In 1994, Kiyoshi founded the cross-cultural percussion ensemble, Humdrum, whose debut Toronto performance was ranked fourth in Now Magazine's "Top Ten Concerts of 1995". He has composed and performed taiko music for dance, theatre, film and radio and continues to collaborate with artists from all genres of music including traditional Japanese instrumentalists.[2]


[edit] Scott Kusano

  • taiko, shinobue, shakuhachi

"Scott has played taiko on and off since childhood first with the Toronto Suwa Daiko and later in 1995, as one of the original members of Isshin Daiko, a group that was formed by the Toronto Buddhist Church and Kiyoshi Nagata. It was through this encounter that Scott became a founding member of Nagata Shachu beginning a taiko career spanning over a decade. In 2003, while living in Fukuoka, Japan, Scott was instructed in the making and performing of the shakuhachi by the late Nomiyama Higao of Kasuga-shi. Though Scott's training was cut short due to Mr. Nomiyama's lung cancer, he continues to strive for the warmth and strength of tone that were the legacy of Mr. Nomiyama's style." [3]


[edit] Aki Takahashi

  • taiko, vocals, and shamisen

"Aki was born in a small fishing village on Shodoshima, a small island in the Inland Sea of Japan. As a young girl, she had weekly piano lessons and developed a secret passion to become a musician thanks to her grandmother who was always singing folksongs.

Aki began to study the three-stringed Tsugaru Shamisen and folk singing in Kyoto and was able to make the acquaintance of other musicians like her who were trying to keep this traditional music alive. Since moving to Canada in 2000, she has continued to share her music with audiences in a wide variety of venues ranging from street performing to local festivals such as the Canadian Tulip Festival and the Ottawa Folk Festival.
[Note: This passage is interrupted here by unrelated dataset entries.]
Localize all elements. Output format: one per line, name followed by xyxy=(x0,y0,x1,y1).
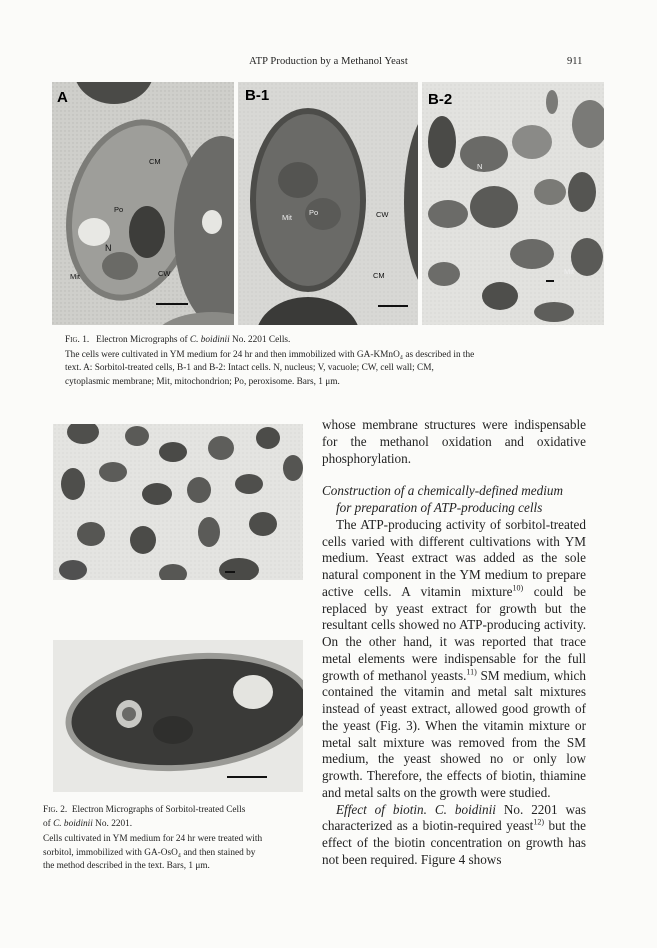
micrograph-b1-image xyxy=(238,82,418,325)
figure-2-caption-line: sorbitol, immobilized with GA-OsO₄ and then stained by xyxy=(43,847,256,858)
figure-1-caption xyxy=(65,334,587,389)
body-paragraph: Effect of biotin. C. boidinii No. 2201 was characterized as a biotin-required yeast$^{12)}$ but the effect of the biotin concentration on growth has not been required. Figure 4 shows xyxy=(322,801,587,867)
tag-b2-mit: Mit xyxy=(564,267,574,276)
tag-b1-mit: Mit xyxy=(282,213,292,222)
tag-cm: CM xyxy=(149,157,161,166)
figure-2-caption-line: the method described in the text. Bars, 1 μm. xyxy=(43,861,210,872)
section-heading: Construction of a chemically-defined medium xyxy=(322,483,563,499)
figure-1-caption-line: text. A: Sorbitol-treated cells, B-1 and B-2: Intact cells. N, nucleus; V, vacuole; CW, cell wall; CM, xyxy=(65,363,434,374)
figure-2-caption-line: Cells cultivated in YM medium for 24 hr were treated with xyxy=(43,834,263,845)
tag-mit: Mit xyxy=(70,272,80,281)
panel-label-b1: B-1 xyxy=(245,87,270,104)
scale-bar-a xyxy=(156,303,188,305)
tag-b1-po: Po xyxy=(309,208,319,217)
panel-label-a: A xyxy=(57,89,68,106)
micrograph-fig2-top-image xyxy=(53,424,303,580)
scale-bar-fig2-bottom xyxy=(227,776,267,778)
figure-1-caption-title: Fig. 1. Electron Micrographs of C. boidinii No. 2201 Cells. xyxy=(65,335,291,345)
body-paragraph: The ATP-producing activity of sorbitol-treated cells varied with different cultivations with YM medium. Yeast extract was added as the sole natural component in the YM medium to prepare active cells. A vitamin mixture$^{10)}$ could be replaced by yeast extract for growth but the resultant cells showed no ATP-producing activity. On the other hand, it was reported that trace metal elements were indispensable for the full growth of methanol yeasts.$^{11)}$ SM medium, which contained the vitamin and metal salt mixtures instead of yeast extract, allowed good growth of the yeast (Fig. 3). When the vitamin mixture or metal salt mixture was removed from the SM medium, the yeast showed no or only low growth. Therefore, the effects of biotin, thiamine and metal salts on the growth were studied. xyxy=(322,516,587,800)
micrograph-panel-a xyxy=(52,82,234,325)
figure-1-caption-line: The cells were cultivated in YM medium for 24 hr and then immobilized with GA-KMnO₄ as described in the xyxy=(65,349,475,360)
micrograph-fig2-top xyxy=(53,424,303,580)
panel-label-b2: B-2 xyxy=(428,91,453,108)
body-paragraph: whose membrane structures were indispensable for the methanol oxidation and oxidative phosphorylation. xyxy=(322,417,586,466)
figure-1-caption-line: cytoplasmic membrane; Mit, mitochondrion; Po, peroxisome. Bars, 1 μm. xyxy=(65,376,340,387)
tag-b2-n: N xyxy=(477,162,483,171)
scale-bar-fig2-top xyxy=(225,571,235,573)
body-text-right-column xyxy=(322,417,586,869)
scale-bar-b2 xyxy=(546,280,554,282)
tag-po: Po xyxy=(114,205,124,214)
page-number: 911 xyxy=(567,56,583,67)
micrograph-fig2-bottom-image xyxy=(53,640,303,792)
micrograph-panel-b1 xyxy=(238,82,418,325)
micrograph-panel-b2 xyxy=(422,82,604,325)
figure-2-caption-title-line1: Fig. 2. Electron Micrographs of Sorbitol-treated Cells xyxy=(43,805,246,815)
tag-cw: CW xyxy=(158,269,171,278)
scale-bar-b1 xyxy=(378,305,408,307)
micrograph-b2-image xyxy=(422,82,604,325)
micrograph-a-image xyxy=(52,82,234,325)
tag-b1-cw: CW xyxy=(376,210,389,219)
running-header: ATP Production by a Methanol Yeast xyxy=(249,56,408,67)
tag-n: N xyxy=(105,243,112,253)
tag-b1-cm: CM xyxy=(373,271,385,280)
section-heading-continued: for preparation of ATP-producing cells xyxy=(336,500,543,515)
figure-2-caption xyxy=(43,804,309,874)
micrograph-fig2-bottom xyxy=(53,640,303,792)
figure-1 xyxy=(52,82,604,325)
figure-2-caption-title-line2: of C. boidinii No. 2201. xyxy=(43,818,133,829)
Aki is also the founder of the Japanese Folk Music Collective Ten Ten"[4]


[edit] Akemi Akachi

  • taiko

"Akemi Akachi is a Japanese descendant born and raised in Mexico. She began studying piano at the age of four. She completed her Bachelor degree in Composition at Las Rosas Conservatory in Mexico in 2004. Akemi has been involved in the creation of multidisciplinary projects with choreographers and dancers. She has taught music theory, ear training and sight singing to children and university music students. Her pieces have been performed in different venues both in Mexico and Canada. She moved to Toronto to earn her Master’s degree in Composition at the University of Toronto, graduating in 2008. While studying there she took the Taiko course taught by Kiyoshi Nagata and found a deep passion for this art form. "[5]


[edit] Tony Nguyen

  • taiko

"Tony Nguyen was introduced to the clarinet at the age of eleven and quickly developed a passion for music. He continued his studies throughout high school where he played clarinet, viola, and tenor sax in various ensembles and became extremely active within the musical community. He decided to pursue his musical studies at the University of Toronto in Music Education, where he enrolled in the taiko drumming course taught by Kiyoshi Nagata. Instantly, he became interested in the art form and kept taking taiko courses at the Nagata Shachu studio. Tony is now studying at the University of Toronto in hopes to become a music educator, while continuing to develop his taiko playing."[6]


[edit] Heidi Chan

  • taiko and shinobue

"Heidi Chan is a versatile musician who graduated from York Univerisity's Music program. She began playing taiko with Toronto's Isshin Daiko in 2000. In 2002, she became a member of Nagata Shachu. Since moving to Hong Kong in 2007, she has worked as a film sound editor, foley artist, music educator, and has continued to compose and perform music with individuals and groups of varying genres, as well as with dance and theatre productions."[7]